Having shown promise in his appearances for Denmark, Vestergaard played Second XI cricket in English county cricket for Warwickshire in the 1994 season. He played Second XI cricket for Warwickshire until the 1998 season, but was unable to force his way into the Warwickshire first eleven. He appeared in his second ICC Trophy in the 1997 version, making six appearances in the competition. Vestergaard took 12 wickets in his six matches, which came at an average of 6.75, with best figures of 3/15. He was less successful with the bat, scoring 66 runs at an average of 13.20, with a high score of 24. During that period when he played Second XI cricket in England, he also played for Denmark in the 1996 and 1998 European Cricket Championship.

==Later career==
Vestergaard's next ICC Trophy appearance came in Canada in the 2001 ICC Trophy, where he played in eight matches. The tournament was highly successful for him, with Vestergaard ending it as the tournaments joint leading wicket-taker alongside the Netherlands Roland Lefebvre, with 20 wickets at an average of 11.55. In his third match of the tournament against the United States, he claimed a hat-trick. He scored 151 runs in his eight matches, which came at an average of 18.87, with a high score of 47. This was his last appearance in the ICC Trophy, with him not appearing the 2005 ICC Trophy in Ireland.

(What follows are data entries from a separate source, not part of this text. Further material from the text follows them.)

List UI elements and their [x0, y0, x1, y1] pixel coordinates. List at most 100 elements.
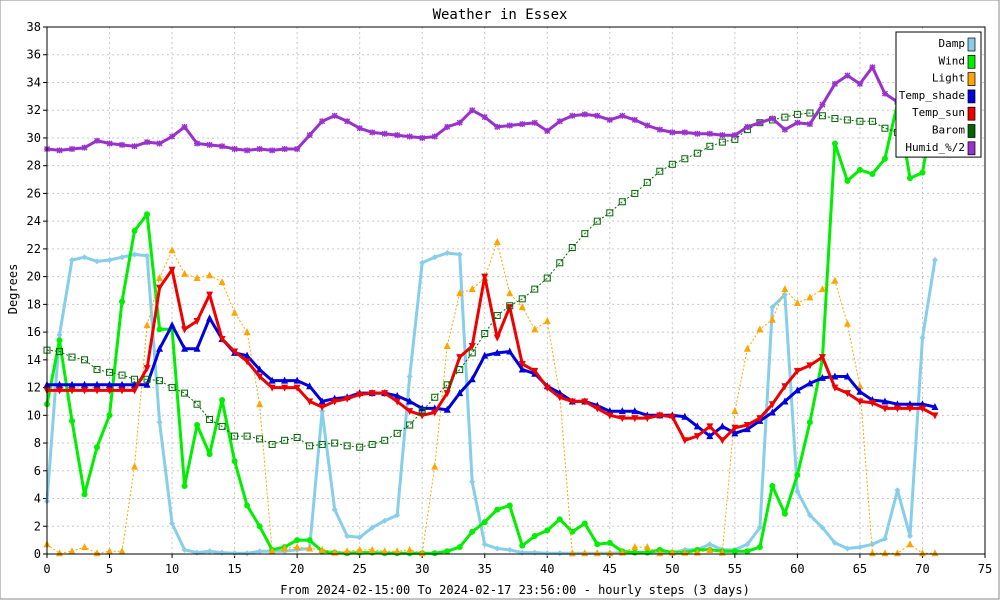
data-point [806, 293, 814, 301]
legend-swatch [967, 124, 976, 138]
data-point [256, 365, 264, 373]
data-point [106, 256, 113, 263]
y-tick-label: 20 [27, 270, 41, 284]
data-point [256, 435, 264, 443]
data-point [118, 547, 126, 555]
data-point [118, 380, 126, 388]
data-point [419, 259, 426, 266]
data-point [619, 112, 626, 119]
data-point [856, 117, 864, 125]
legend-label: Wind [939, 54, 966, 67]
data-point [56, 348, 64, 356]
y-tick-label: 28 [27, 159, 41, 173]
x-tick-label: 70 [915, 562, 929, 576]
data-point [181, 389, 189, 397]
data-point [281, 376, 289, 384]
data-point [318, 440, 326, 448]
data-point [481, 273, 489, 281]
data-point [656, 167, 664, 175]
data-point [318, 403, 326, 411]
data-point [131, 462, 139, 470]
data-point [631, 549, 638, 556]
data-point [393, 547, 401, 555]
data-point [56, 549, 64, 557]
data-point [106, 412, 113, 419]
data-point [869, 171, 876, 178]
data-point [856, 398, 864, 406]
data-point [431, 409, 439, 417]
data-point [119, 254, 126, 261]
data-point [706, 541, 713, 548]
data-point [331, 112, 338, 119]
y-tick-label: 34 [27, 75, 41, 89]
data-point [156, 274, 164, 282]
data-point [644, 122, 651, 129]
data-point [181, 546, 188, 553]
y-tick-label: 18 [27, 297, 41, 311]
data-point [406, 408, 414, 416]
data-point [581, 111, 588, 118]
data-point [643, 543, 651, 551]
data-point [206, 271, 214, 279]
data-point [531, 532, 538, 539]
data-point [518, 303, 526, 311]
data-point [781, 285, 789, 293]
data-point [831, 80, 838, 87]
x-tick-label: 5 [106, 562, 113, 576]
data-point [481, 541, 488, 548]
data-point [606, 116, 613, 123]
data-point [331, 506, 338, 513]
data-point [206, 291, 214, 299]
data-point [393, 391, 401, 399]
data-point [643, 178, 651, 186]
data-point [281, 384, 289, 392]
data-point [368, 440, 376, 448]
data-point [818, 373, 826, 381]
data-point [318, 545, 326, 553]
data-point [69, 146, 76, 153]
data-point [843, 372, 851, 380]
data-point [156, 284, 164, 292]
data-point [831, 384, 839, 392]
data-point [868, 549, 876, 557]
data-point [718, 138, 726, 146]
data-point [281, 146, 288, 153]
data-point [856, 80, 863, 87]
legend-label: Temp_shade [899, 89, 965, 102]
data-point [793, 110, 801, 118]
data-point [581, 230, 589, 238]
data-point [456, 251, 463, 258]
y-tick-label: 2 [34, 519, 41, 533]
legend-swatch [967, 106, 976, 121]
legend-label: Temp_sun [912, 106, 965, 119]
data-point [881, 535, 888, 542]
data-point [881, 549, 889, 557]
data-point [468, 342, 476, 350]
data-point [369, 524, 376, 531]
data-point [131, 387, 139, 395]
data-point [193, 400, 201, 408]
data-point [481, 329, 489, 337]
x-tick-label: 30 [415, 562, 429, 576]
data-point [281, 544, 289, 552]
data-point [244, 502, 251, 509]
data-point [844, 545, 851, 552]
data-point [306, 398, 314, 406]
data-point [456, 354, 464, 362]
y-tick-label: 36 [27, 48, 41, 62]
data-point [919, 169, 926, 176]
data-point [381, 130, 388, 137]
data-point [268, 376, 276, 384]
data-point [119, 298, 126, 305]
data-point [756, 119, 763, 126]
data-point [481, 114, 488, 121]
data-point [931, 256, 938, 263]
data-point [456, 289, 464, 297]
data-point [581, 520, 588, 527]
data-point [506, 302, 514, 310]
data-point [531, 285, 539, 293]
data-point [144, 211, 151, 218]
data-point [781, 397, 789, 405]
data-point [143, 375, 151, 383]
data-point [469, 528, 476, 535]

He later made his debut in List A cricket for Denmark against Wales Minor Counties in the 1st round of the 2004 Cheltenham & Gloucester Trophy, which was played in August 2003 to avoid fixture congestion the following season. At the time, Denmark were permitted to take part in the domestic one-day tournament in English county cricket. Vestergaard captained the team in this match, having inherited the captaincy from Aftab Ahmed, scoring 4 runs in Denmark's innings of 189/8, before he was dismissed by Tony Smith. Wales Minor Counties won the match by seven wickets, with Vestergaard bowling seven wicketless overs during their chase. He played intermittently for Denmark over the next few years, appearing for them in the 2004 and 2008 European Cricket Championship Division One. Vestergaard was later selected in Denmark's squad for the World Cup Qualifier in South Africa, by which time the captaincy has passed to Frederik Klokker. He made seven List A appearances in the tournament, including his final appearance to date in that format, against Uganda. He took a single wicket during the tournament (that of Ugandan Benjamin Musoke), while with the bat he scored 62 runs at an average of 12.40, with a high score of 39, which came against Afghanistan. This tournament marks the last time he has played for Denmark.

Outside of cricket, he works as a teacher.